AMOR is a hybrid model inspired by dual-process cognition theories, dynamically activating sparse attention only when SSM predictions show high entropy uncertainty. It projects Ghost KV from SSM states for O(n) efficiency, outperforming SSM-only and Transformer baselines on retrieval tasks with perfect accuracy using just 22% attention positions. Prediction entropy reliably detects retrieval needs with a 1.09 nats gap.
Key Points
- 1.Dynamically routes to attention only on high-entropy SSM positions
- 2.Achieves perfect retrieval accuracy with 22% attention usage
- 3.Uses Ghost KV projection from SSM for O(n) compute efficiency
- 4.Entropy signals retrieval need with 1.09 nats gap over local positions
- 5.Provides interpretable adaptive computation via information theory
Impact Analysis
AMOR enables efficient hybrid architectures that adapt compute to task difficulty, potentially slashing inference costs for long-context LLMs.

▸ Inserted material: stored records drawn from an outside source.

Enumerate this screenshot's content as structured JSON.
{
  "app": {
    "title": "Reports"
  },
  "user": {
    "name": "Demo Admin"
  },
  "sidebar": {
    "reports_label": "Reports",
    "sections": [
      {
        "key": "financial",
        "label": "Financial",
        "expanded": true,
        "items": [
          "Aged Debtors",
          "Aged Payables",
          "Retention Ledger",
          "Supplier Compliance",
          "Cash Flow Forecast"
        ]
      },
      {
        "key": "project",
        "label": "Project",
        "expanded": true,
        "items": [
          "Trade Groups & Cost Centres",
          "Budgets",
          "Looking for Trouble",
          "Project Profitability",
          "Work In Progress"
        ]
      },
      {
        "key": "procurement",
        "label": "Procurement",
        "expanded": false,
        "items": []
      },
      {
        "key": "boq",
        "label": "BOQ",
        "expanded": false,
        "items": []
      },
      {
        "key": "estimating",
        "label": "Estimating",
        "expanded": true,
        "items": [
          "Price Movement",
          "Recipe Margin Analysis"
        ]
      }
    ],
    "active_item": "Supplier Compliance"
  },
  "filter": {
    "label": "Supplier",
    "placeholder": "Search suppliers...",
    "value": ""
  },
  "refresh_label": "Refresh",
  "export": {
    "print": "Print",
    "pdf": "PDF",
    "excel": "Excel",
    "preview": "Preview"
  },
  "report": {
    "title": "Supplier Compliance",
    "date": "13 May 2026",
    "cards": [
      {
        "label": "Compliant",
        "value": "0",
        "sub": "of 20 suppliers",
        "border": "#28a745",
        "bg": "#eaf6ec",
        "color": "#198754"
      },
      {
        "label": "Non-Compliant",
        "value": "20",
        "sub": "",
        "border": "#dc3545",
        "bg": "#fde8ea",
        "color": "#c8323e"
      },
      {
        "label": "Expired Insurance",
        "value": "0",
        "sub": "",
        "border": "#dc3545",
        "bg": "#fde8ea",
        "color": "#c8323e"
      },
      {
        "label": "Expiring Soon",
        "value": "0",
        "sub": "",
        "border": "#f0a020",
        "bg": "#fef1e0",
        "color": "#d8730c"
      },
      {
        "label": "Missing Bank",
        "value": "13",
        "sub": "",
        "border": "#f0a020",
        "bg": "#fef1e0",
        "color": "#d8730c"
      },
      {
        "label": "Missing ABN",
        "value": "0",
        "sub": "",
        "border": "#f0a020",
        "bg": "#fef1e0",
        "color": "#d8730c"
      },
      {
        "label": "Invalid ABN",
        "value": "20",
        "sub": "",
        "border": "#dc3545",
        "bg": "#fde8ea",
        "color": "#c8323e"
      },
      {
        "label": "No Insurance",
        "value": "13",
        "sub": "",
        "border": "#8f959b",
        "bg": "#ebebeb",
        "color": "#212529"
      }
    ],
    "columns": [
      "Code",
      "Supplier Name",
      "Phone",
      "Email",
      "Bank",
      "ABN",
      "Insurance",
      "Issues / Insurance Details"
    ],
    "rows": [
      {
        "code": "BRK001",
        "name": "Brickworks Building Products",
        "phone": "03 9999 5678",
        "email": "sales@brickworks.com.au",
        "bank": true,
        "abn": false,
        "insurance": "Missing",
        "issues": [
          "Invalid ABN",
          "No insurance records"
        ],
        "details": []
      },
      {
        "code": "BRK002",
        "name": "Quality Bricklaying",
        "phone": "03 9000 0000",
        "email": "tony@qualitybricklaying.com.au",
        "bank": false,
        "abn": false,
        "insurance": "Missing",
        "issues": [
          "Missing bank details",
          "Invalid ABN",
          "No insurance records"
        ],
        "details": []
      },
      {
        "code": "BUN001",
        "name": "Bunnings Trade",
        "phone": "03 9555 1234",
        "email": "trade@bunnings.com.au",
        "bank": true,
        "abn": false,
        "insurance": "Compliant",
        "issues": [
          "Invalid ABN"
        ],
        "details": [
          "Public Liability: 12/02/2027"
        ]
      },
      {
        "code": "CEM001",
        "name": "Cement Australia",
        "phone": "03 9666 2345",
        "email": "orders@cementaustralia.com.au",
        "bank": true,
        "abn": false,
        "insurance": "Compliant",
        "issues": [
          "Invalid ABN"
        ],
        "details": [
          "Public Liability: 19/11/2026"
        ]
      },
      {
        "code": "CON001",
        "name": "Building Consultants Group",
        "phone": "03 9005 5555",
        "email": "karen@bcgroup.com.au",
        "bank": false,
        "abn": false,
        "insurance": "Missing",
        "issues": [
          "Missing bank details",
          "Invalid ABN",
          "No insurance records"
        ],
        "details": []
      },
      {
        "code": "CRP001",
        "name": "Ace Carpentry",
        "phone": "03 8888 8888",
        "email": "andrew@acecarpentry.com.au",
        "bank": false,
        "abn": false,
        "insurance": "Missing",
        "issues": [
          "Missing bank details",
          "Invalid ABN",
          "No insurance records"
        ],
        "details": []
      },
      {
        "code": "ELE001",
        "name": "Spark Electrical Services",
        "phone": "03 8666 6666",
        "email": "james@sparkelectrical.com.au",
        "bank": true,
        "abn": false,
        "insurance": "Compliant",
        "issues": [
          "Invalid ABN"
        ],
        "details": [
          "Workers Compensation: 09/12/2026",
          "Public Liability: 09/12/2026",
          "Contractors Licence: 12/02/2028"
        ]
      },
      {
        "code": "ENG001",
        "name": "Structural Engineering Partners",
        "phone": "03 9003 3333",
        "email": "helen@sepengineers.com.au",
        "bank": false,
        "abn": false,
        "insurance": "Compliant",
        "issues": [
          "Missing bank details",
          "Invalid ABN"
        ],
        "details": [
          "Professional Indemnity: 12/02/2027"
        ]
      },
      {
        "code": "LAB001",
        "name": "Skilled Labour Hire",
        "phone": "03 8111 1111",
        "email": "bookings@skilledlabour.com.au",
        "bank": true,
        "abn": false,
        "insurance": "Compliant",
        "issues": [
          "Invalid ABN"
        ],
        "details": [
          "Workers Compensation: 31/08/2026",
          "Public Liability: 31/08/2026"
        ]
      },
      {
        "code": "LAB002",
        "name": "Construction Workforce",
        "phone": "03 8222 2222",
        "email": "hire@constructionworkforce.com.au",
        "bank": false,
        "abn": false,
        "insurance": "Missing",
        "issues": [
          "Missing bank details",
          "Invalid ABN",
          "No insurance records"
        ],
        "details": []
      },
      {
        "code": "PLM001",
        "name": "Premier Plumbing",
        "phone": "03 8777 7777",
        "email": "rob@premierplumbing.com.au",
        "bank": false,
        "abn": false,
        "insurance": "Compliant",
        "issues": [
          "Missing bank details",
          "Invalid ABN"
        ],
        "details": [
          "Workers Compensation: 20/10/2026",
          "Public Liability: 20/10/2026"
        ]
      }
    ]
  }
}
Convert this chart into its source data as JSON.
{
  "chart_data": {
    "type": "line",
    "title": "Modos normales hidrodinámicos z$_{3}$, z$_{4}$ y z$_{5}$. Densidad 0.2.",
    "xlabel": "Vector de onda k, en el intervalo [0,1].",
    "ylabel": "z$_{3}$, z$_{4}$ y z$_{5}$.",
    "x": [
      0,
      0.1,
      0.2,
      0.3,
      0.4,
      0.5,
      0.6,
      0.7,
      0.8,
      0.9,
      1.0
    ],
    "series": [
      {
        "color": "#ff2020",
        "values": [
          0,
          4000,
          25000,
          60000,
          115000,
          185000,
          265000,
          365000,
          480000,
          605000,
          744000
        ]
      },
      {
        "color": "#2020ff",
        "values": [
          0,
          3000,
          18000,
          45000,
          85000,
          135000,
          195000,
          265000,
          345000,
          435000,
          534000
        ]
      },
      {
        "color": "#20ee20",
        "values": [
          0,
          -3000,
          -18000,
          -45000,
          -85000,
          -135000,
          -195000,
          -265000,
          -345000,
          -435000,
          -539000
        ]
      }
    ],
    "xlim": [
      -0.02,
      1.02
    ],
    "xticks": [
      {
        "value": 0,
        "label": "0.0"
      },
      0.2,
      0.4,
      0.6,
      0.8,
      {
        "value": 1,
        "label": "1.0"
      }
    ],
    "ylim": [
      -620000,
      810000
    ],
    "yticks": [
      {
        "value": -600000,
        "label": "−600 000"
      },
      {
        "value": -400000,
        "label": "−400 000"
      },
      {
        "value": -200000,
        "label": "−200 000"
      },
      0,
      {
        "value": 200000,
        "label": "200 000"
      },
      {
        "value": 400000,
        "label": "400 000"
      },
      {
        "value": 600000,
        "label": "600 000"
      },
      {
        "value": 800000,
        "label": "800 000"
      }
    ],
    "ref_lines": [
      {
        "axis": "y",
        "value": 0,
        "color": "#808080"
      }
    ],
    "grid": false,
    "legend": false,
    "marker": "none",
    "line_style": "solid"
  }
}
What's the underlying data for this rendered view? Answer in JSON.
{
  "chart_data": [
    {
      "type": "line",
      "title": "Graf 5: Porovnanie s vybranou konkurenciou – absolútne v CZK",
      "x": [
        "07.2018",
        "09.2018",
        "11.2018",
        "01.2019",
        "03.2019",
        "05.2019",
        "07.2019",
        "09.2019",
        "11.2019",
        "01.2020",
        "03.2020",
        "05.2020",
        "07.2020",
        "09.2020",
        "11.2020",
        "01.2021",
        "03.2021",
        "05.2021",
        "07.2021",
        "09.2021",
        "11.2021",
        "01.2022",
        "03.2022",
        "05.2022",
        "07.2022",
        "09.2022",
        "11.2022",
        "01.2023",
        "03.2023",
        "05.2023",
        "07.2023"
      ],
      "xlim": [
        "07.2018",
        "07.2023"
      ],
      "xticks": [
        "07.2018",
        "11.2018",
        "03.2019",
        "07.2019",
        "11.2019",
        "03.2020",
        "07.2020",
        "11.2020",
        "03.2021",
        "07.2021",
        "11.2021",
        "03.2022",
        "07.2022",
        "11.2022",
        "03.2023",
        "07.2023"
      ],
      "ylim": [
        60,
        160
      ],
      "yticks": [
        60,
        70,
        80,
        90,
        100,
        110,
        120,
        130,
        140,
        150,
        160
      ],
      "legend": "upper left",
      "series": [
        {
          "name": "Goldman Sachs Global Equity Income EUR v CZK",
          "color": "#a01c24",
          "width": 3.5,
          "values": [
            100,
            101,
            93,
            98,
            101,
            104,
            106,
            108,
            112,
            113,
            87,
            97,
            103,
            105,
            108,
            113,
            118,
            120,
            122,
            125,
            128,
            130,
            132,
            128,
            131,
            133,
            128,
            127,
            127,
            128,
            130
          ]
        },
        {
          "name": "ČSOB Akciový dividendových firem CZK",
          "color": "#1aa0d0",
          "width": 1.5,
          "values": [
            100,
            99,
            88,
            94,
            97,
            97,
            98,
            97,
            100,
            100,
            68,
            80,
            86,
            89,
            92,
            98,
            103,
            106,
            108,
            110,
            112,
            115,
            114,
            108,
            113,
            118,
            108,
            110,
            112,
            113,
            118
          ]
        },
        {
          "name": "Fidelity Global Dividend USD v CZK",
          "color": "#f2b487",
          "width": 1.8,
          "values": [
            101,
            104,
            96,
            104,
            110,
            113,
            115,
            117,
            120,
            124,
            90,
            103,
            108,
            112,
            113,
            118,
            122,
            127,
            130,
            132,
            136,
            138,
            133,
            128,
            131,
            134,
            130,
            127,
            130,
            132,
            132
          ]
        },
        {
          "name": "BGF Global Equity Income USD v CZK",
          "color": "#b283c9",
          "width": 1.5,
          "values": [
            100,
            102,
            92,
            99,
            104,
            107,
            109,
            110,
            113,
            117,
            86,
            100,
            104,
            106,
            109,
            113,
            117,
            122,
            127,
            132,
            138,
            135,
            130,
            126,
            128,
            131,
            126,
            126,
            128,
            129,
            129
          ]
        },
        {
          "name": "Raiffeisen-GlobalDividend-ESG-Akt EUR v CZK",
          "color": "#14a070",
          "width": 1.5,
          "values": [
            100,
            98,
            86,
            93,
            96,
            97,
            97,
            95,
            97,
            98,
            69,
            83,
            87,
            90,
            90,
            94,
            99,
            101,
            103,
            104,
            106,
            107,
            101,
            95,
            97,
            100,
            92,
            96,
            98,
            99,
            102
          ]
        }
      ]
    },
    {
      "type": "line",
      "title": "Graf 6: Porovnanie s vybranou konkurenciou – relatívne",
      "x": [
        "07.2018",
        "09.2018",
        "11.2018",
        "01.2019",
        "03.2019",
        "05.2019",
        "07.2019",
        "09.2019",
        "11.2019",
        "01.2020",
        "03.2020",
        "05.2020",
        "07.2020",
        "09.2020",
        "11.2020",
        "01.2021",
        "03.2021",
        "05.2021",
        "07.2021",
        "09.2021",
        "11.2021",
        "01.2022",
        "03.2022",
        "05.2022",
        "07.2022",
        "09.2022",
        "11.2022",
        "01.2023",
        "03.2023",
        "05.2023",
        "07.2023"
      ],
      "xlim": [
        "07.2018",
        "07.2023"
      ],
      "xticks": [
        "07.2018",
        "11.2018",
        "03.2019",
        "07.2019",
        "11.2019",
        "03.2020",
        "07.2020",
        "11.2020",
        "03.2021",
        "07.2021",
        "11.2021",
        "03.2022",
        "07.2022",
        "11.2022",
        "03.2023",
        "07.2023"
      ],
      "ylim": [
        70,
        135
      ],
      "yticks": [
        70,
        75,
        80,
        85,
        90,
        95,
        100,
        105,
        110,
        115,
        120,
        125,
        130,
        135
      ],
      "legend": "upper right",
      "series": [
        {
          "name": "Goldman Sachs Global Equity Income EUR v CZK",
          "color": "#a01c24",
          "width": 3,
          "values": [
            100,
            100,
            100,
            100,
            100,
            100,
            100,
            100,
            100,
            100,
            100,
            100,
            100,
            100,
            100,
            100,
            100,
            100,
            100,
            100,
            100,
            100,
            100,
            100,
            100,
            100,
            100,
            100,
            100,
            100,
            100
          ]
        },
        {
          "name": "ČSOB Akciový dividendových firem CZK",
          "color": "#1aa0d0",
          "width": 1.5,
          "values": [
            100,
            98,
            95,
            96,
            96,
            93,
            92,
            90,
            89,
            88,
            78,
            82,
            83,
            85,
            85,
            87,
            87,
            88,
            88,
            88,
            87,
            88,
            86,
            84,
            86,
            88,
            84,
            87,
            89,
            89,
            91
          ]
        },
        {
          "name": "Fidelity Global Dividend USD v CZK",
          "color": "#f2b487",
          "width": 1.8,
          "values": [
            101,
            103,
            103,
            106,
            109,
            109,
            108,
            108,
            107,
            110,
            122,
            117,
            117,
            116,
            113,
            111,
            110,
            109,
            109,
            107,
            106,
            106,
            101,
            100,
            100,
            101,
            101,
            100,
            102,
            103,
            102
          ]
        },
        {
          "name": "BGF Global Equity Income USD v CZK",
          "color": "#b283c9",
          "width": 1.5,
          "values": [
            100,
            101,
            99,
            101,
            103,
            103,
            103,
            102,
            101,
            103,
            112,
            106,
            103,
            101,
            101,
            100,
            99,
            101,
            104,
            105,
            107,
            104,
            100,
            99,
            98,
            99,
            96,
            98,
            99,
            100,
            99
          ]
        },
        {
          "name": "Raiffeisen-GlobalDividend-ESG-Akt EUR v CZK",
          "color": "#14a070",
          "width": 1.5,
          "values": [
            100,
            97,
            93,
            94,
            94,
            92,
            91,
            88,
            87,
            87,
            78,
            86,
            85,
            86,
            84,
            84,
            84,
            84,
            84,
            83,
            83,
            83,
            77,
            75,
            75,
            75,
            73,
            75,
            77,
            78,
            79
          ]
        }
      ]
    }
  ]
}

It bridges SSM speed with Transformer precision, advancing scalable AI models. Researchers can build more interpretable systems with metacognitive routing.
Technical Details
AMOR measures SSM uncertainty via prediction entropy to gate sparse attention. Keys/values are projected from SSM hidden states (Ghost KV), reusing O(n) computation instead of O(nยฒ) per layer. Validated on synthetic tasks showing entropy reliability and superior performance.